How to design a home office

Working from home seems so easy. You simply put a desk in a spare bedroom, in a corner of the family room or in your kitchen and you’re ready to get to work, right? Not so fast. There are a few factors to consider when setting up a home office including whether you’re using the right desk and chair, whether you have enough filing space and whether you have room for equipment and supplies nearby. So pull up a chair and get started on the road to a more efficient home office!

Woman working from homeStep 1: Pick your desk

A good arrangement (if you have the space) is an L-shape with your main work surface and a second work surface connected at a right angle. The best use for the dead space between the two surfaces is to plant your printer in the corner. That will keep your printer out of the way, but still within reach. An all-in-one is a good bet for saving space in your home office, and eliminating the need for four separate machines because one can print, scan, copy and fax.

Step 2: Organize

Your desk doesn’t have to be perfectly clear (and whose is?), but a cluttered desk makes it easy to get distracted and can keep you from focusing on the tasks that need your immediate attention.

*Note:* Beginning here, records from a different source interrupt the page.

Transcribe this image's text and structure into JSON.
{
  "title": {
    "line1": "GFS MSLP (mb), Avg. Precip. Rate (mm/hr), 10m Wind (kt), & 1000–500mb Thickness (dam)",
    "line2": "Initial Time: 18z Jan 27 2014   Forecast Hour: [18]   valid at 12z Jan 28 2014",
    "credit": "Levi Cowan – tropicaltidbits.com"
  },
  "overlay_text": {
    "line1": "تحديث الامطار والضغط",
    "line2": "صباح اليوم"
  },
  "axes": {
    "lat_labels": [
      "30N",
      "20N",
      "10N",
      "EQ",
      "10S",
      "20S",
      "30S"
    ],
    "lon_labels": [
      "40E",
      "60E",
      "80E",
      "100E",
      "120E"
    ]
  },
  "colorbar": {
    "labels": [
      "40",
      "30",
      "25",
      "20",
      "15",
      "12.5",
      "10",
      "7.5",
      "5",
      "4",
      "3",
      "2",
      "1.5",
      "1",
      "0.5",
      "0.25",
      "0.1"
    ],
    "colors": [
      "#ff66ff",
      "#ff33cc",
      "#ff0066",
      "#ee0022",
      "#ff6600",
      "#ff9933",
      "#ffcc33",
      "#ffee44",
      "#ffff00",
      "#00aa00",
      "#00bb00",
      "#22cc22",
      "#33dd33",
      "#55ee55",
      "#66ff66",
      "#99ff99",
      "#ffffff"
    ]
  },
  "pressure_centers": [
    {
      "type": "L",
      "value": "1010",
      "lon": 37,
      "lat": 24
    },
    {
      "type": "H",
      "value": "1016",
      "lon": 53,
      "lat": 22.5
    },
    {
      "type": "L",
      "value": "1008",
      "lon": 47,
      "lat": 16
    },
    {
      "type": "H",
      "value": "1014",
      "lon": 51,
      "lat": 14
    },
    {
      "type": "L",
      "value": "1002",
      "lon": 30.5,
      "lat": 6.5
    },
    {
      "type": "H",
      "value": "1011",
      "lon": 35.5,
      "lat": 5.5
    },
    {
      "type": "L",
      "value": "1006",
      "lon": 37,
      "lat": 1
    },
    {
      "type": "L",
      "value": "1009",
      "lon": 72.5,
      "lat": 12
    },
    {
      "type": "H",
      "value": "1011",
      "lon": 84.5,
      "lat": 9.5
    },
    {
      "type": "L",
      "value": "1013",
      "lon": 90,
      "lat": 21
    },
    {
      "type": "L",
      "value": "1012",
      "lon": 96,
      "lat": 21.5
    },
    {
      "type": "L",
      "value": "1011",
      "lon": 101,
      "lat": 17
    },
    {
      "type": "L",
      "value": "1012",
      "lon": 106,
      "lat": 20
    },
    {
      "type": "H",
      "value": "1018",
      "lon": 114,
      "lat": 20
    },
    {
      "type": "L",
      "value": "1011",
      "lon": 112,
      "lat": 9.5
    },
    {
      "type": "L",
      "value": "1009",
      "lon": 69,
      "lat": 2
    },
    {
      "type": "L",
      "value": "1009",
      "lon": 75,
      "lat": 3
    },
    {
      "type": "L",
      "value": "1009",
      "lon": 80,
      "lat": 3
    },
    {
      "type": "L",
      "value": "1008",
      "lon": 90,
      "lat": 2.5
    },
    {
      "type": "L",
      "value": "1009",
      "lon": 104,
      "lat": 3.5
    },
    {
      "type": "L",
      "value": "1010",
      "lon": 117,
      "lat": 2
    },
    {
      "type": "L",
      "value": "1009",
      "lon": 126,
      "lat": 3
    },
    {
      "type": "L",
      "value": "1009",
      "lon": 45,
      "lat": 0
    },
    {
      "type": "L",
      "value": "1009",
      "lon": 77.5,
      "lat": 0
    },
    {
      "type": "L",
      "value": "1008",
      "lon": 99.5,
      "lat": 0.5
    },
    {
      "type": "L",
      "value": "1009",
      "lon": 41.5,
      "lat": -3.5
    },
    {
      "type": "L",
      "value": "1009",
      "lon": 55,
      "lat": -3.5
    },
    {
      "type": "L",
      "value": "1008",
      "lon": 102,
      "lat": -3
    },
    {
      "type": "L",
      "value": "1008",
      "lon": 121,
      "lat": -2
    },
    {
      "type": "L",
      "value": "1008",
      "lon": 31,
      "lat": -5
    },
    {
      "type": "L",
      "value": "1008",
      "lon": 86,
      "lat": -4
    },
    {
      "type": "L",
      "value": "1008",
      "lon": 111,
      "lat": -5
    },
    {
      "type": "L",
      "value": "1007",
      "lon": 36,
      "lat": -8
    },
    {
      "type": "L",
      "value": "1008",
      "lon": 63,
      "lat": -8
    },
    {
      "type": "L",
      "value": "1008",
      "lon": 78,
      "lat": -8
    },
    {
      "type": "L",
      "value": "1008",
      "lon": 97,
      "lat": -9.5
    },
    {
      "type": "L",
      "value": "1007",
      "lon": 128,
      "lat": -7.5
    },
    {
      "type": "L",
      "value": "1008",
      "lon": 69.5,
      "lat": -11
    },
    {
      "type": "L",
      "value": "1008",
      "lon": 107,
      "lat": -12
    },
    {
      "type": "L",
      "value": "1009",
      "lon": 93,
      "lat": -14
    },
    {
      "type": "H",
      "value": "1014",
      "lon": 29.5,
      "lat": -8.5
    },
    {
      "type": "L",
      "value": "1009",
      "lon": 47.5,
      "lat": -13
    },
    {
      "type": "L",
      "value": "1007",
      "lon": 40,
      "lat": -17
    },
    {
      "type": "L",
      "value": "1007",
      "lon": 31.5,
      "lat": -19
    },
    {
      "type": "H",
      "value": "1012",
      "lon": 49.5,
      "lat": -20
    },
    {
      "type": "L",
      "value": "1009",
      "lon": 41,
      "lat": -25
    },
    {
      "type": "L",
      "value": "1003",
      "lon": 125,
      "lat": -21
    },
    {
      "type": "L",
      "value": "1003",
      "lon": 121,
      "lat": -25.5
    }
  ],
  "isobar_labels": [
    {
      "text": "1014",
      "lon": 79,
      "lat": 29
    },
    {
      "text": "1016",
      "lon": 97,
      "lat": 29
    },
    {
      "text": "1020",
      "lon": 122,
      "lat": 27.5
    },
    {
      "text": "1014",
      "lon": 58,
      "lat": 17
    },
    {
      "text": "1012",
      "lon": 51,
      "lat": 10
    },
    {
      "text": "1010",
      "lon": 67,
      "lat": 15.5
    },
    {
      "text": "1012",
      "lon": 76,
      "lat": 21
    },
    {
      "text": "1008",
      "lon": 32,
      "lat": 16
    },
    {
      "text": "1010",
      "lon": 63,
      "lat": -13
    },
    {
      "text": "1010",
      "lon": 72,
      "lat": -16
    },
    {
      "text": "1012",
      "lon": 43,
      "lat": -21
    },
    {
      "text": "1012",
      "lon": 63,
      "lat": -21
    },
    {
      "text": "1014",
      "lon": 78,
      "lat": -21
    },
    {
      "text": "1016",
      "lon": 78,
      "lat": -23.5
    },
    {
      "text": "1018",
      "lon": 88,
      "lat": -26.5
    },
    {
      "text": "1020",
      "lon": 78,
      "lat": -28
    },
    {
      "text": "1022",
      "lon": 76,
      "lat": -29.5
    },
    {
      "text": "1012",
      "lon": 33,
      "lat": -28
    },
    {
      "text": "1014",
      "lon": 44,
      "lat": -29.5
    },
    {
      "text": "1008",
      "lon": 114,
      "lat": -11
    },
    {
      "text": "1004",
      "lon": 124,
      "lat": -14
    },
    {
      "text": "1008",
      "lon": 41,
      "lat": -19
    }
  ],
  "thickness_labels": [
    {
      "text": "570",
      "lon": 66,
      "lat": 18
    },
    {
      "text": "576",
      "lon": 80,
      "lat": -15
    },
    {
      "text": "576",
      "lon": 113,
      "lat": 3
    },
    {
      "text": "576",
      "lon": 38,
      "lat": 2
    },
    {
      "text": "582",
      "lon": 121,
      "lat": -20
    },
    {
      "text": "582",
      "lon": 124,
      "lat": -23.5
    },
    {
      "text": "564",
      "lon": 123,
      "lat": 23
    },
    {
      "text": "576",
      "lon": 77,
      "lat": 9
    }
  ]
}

When you set up your desk, limit the items you keep on your desk to the ones you use daily or weekly, including a tape dispenser, scissors, a stocked pen and pencil holder, desk lamp and your phone. Ideally, your computer should be on a surface to the left or right of your desk or parallel to it.

step 3: Shelving

Keep the items you use less frequently on shelves above or next to your desk to increase your storage space and to reduce desktop clutter. Other options include a desktop hutch to store items within arm’s reach and a tall, four-shelf bookcase (ideally with adjustable shelves) to hold dozens of books and reference materials. Adjustable shelves make more sense than fixed shelves because they eliminate wasted space above and below the shelves.

step 4: comfort supplies

Storage and organization are important, yet there’s another factor to consider when you set up your home office: ergonomics. Carpal Tunnel Syndrome and other repetitive injuries are the side effects of computers, but you can eliminate them or at least minimize them by using the right products. A wide range of ergonomic products — including wrist rests, mouse rests, and elevated footrests — can keep your productivity level high and your level of pain low.

step 5: Pick the right chair

Use an ergonomically-correct chair to minimize the wear and tear on your back, neck and shoulders. If you sit in front of your computer for long periods of time, your body will let you know whether you’re using the wrong chair. A kitchen table chair or a chair from your dining room aren’t made for sitting in front of a computer for hours. Chairs with adjustable seats, armrests, swivel features and padding, among other features, are a better option and more affordable than before.

the finished product

Consider your new home office as a clean slate. You can completely furnish it with a functional desk, comfortable desk chair and plenty of storage space (a reading chair too) or keep it simple with a desk, laptop and printer. Best of all, you can design your home office to fit your tastes and needs, and it won’t resemble anything close to your old corporate office!